Le retour de Klone avait été annoncé il y a quelques temps par le biais d’un clip vidéo d’une grande beauté, marqué par une esthétique et un sens du détail remarquables pour le titre "Yonder". D’emblée, on comprenait que le groupe poitevin comptait frapper un grand coup. Les ambitions certaines du groupe, portées par un récit onirique évoquant les grands espaces et soutenues par une ligne musicale très sensible, donnaient des indications fortes : Klone a désormais tous les atouts pour jouer en première ligue.

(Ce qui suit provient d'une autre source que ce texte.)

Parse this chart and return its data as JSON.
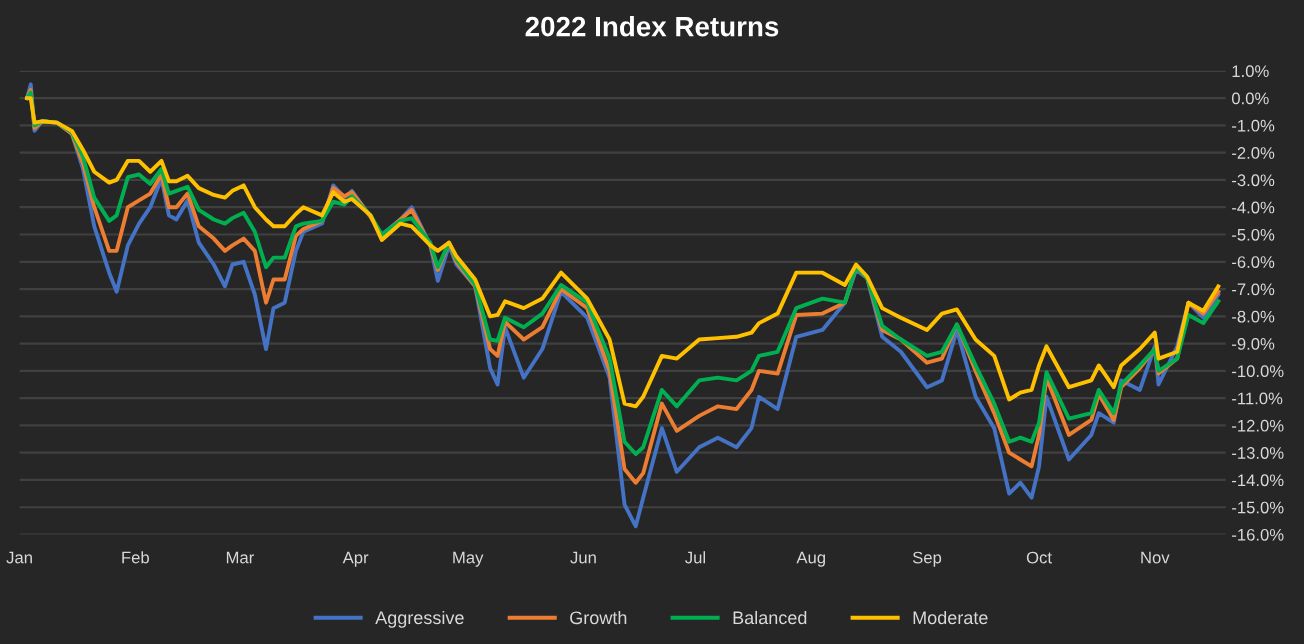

Les derniers travaux de Klone les avaient amenés sur le terrain de l’acoustique : c'est en mode unplugged qu'ils s'étaient récemment produits, et avec un succès grandissant. Cette démarche d'épure a sans aucun doute apporté beaucoup à la cohésion du groupe et à la nécessité de placer l'écriture avant toute de chose. C'est Guillaume Bernard, membre d'origine et guitariste principal, qui s'est essentiellement attelé à cette tâche - avec semble-t-il une vision nette de l'objectif à atteindre, tant la cohérence musicale est grande.
Les neuf titres du Grand Voyage font ainsi l'objet d'une minutie dans le choix de chaque note, sans surcharge ou effet de manche inutile. Cette épure n'implique pas pour autant une approche austère : les titres sont tranchants et efficaces. Et si l'étiquette de metal progressif pourrait inquiéter certains, nulle crainte : des touches de piano, de saxophone sont simplement distillées avec parcimonie et toujours au service de la musique.
Évidemment, cet album n'a pas pour intention de réinventer un genre et se pose en digne successeur de Here Comes The Sun (2015). Mais le groupe fait preuve d'une grande maturité, et propose là un sans faute tant on est pris par la qualité de l'ensemble. Le chant de Yann Ligner répond également à tous les standards qu'on peut attendre d'une œuvre aboutie : des lignes envoûtantes, une expression limpide ainsi qu'une retenue permettant un liant global d'une belle solidité. Le soin apporté à la production prouve que Klone a désormais passé un cap en termes qualitatifs. La réverbération est ici largement utilisée, mais dans un esprit d'ouverture, de densification et au final, cet album donne la sensation à l'auditeur d'entrer corps et âme dans un univers drapé de textures ensorcelantes. Une pureté dans le son, une précision dans le placement de chaque instrument confère à ce voyage auquel Klone nous invite une allure de cheminement initiatique, quasi chamanique, à la fois très excitant mais aussi particulièrement apaisant.